How we cite our quotes: (Line)
Quote #4
‘And fear not, Enid, I should fall upon him,
Who love you, prince, with something of the love
Wherewith we love the heaven that chastens us.’
(“Geraint and Enid,” 786-788)
Edyrn, the knight whose defeat by Geraint has changed his life for the better, compares Geraint to God here. Edyrn says he loves Geraint just as he loves the chastening God, since both have forced him to amend his ways. Edyrn’s implication that we should love the people who try to make us better provides another reason Arthur’s knights should love him. So what gives? Why do they keep betraying their vows?
Quote #5
[…] For this full love of mine
Without the full heart back may merit well
Your term of overstrain’d.
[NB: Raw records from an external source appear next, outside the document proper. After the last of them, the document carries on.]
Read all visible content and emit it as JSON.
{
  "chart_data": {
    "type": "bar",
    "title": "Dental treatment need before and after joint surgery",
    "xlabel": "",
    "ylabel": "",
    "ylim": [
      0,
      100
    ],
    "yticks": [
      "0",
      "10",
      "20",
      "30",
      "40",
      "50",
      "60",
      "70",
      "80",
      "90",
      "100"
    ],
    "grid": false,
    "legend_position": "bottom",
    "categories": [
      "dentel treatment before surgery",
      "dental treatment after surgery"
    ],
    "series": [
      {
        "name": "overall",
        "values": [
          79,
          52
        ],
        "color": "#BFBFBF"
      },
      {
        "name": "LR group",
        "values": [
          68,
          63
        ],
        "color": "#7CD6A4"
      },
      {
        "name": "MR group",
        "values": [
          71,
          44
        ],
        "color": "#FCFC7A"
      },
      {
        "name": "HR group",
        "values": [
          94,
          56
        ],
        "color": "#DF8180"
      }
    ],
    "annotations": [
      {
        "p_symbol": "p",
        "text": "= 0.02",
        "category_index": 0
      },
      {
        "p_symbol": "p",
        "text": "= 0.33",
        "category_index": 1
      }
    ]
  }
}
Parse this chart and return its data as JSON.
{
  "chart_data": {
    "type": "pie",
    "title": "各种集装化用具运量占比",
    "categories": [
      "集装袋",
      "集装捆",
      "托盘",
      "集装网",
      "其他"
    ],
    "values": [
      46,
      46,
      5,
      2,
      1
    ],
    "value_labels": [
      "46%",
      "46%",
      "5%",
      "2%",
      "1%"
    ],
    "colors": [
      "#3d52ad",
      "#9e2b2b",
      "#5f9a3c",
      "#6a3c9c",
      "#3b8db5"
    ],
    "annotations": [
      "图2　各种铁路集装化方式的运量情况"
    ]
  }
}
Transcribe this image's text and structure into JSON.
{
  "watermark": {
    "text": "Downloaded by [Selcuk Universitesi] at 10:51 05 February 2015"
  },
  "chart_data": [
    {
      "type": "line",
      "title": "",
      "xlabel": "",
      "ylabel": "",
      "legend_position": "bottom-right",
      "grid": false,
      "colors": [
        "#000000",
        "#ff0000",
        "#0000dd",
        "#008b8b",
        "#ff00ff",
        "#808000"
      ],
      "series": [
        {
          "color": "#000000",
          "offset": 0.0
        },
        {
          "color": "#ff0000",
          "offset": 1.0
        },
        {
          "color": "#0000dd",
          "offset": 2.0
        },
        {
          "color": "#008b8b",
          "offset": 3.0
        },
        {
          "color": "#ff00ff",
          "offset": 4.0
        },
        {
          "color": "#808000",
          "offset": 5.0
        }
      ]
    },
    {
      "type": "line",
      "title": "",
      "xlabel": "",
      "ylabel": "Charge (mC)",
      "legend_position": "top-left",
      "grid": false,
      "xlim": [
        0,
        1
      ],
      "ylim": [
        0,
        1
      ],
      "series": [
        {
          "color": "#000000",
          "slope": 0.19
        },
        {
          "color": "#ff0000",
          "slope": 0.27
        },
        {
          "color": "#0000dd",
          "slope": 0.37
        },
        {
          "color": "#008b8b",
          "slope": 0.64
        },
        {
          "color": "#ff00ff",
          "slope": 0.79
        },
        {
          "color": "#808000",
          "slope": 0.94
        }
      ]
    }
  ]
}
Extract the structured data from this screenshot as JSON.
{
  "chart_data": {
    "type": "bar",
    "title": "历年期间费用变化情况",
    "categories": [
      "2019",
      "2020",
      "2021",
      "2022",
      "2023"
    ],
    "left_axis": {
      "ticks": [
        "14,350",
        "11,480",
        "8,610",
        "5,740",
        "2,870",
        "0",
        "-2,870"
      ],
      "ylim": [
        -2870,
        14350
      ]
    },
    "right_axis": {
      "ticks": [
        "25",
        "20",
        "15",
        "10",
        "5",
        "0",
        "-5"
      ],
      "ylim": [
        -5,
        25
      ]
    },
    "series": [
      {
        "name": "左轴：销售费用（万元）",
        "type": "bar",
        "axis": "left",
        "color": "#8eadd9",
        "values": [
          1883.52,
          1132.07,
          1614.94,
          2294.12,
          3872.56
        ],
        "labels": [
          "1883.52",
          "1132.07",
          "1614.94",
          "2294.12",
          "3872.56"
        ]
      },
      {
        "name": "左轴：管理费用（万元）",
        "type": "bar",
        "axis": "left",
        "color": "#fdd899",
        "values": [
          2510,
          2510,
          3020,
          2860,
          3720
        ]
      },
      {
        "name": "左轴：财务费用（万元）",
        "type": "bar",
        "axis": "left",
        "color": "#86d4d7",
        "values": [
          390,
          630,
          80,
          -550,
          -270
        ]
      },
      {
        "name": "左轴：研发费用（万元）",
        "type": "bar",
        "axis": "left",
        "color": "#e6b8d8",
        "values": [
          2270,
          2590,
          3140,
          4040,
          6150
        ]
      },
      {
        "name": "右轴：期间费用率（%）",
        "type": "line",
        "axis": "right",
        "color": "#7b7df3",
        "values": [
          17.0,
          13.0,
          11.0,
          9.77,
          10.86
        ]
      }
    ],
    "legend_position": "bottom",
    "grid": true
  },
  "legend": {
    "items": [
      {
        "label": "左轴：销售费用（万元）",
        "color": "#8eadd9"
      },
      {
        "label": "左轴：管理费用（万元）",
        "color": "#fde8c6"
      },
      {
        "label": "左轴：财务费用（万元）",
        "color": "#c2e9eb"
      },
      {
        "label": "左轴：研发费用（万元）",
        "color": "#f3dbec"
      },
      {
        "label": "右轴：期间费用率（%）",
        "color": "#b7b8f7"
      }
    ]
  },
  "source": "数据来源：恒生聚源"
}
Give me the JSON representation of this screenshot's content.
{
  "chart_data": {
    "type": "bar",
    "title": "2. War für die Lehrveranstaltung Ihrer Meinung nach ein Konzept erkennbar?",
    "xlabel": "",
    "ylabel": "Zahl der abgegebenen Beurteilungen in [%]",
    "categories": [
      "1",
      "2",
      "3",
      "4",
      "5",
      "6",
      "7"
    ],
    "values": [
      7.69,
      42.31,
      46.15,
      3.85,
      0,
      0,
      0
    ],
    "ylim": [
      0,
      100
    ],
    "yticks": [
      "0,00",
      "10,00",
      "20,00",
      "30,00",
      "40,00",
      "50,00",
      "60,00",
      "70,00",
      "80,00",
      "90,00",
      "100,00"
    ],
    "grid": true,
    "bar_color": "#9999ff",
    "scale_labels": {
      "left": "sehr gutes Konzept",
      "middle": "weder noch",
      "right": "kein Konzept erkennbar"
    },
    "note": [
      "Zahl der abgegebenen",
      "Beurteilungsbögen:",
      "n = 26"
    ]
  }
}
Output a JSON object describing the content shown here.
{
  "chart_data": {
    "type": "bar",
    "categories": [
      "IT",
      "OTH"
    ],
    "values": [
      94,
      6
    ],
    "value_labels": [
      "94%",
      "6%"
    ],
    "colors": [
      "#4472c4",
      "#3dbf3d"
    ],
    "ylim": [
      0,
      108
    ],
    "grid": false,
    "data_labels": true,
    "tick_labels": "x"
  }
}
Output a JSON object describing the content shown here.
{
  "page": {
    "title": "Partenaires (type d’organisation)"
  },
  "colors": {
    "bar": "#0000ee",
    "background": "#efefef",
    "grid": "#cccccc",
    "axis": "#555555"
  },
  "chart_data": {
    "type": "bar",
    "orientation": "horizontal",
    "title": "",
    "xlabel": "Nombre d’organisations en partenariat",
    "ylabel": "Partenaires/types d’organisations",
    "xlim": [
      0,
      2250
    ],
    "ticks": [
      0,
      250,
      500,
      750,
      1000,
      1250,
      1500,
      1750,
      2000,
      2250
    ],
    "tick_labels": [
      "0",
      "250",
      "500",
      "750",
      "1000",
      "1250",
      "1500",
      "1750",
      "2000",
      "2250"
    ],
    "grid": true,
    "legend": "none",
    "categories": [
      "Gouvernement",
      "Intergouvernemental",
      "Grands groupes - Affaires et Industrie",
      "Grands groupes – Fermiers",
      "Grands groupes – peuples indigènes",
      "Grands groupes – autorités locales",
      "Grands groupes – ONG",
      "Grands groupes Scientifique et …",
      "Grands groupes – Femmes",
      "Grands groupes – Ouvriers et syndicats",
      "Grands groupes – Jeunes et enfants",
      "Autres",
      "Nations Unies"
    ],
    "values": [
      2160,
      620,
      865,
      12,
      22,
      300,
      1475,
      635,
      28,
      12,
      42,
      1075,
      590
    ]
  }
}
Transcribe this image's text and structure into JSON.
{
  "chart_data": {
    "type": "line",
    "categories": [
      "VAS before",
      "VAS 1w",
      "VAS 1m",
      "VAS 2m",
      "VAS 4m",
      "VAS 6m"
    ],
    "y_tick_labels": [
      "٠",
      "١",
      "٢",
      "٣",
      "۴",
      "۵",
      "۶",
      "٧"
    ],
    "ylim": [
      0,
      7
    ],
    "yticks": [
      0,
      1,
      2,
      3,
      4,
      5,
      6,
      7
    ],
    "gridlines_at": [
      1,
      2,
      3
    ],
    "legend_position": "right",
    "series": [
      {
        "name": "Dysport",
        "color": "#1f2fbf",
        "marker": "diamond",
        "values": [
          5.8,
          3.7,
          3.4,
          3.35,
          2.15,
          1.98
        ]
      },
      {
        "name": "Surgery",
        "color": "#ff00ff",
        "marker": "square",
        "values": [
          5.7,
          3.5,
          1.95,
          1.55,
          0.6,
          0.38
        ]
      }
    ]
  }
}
So used as I,
My daily wonder is, I love at all.
(“Merlin and Vivien,” 531-534)
Vivien’s implication that Merlin is undeserving of her love because he doesn’t return it makes her a foil to Elaine, who loves Lancelot unconditionally despite his inability to return her love. Vivien’s wonderment that she “love[s] at all” mirrors ours, since we know that she is motivated by hate rather than love.
Quote #6
The great and guilty love he bare the Queen,
In battle with the love he bare his lord,
Had marr’d his face, and mark’d it ere his time.
(“Lancelot and Elaine,” 244-246)
This passage presents the conflict within Lancelot as a battle between two loves: his love for Guinevere and his love for Arthur. It has marred not just his soul, but his face. This physical effect of his guilt mirrors the physical nature of the sin itself. There's a nifty literary trick for you.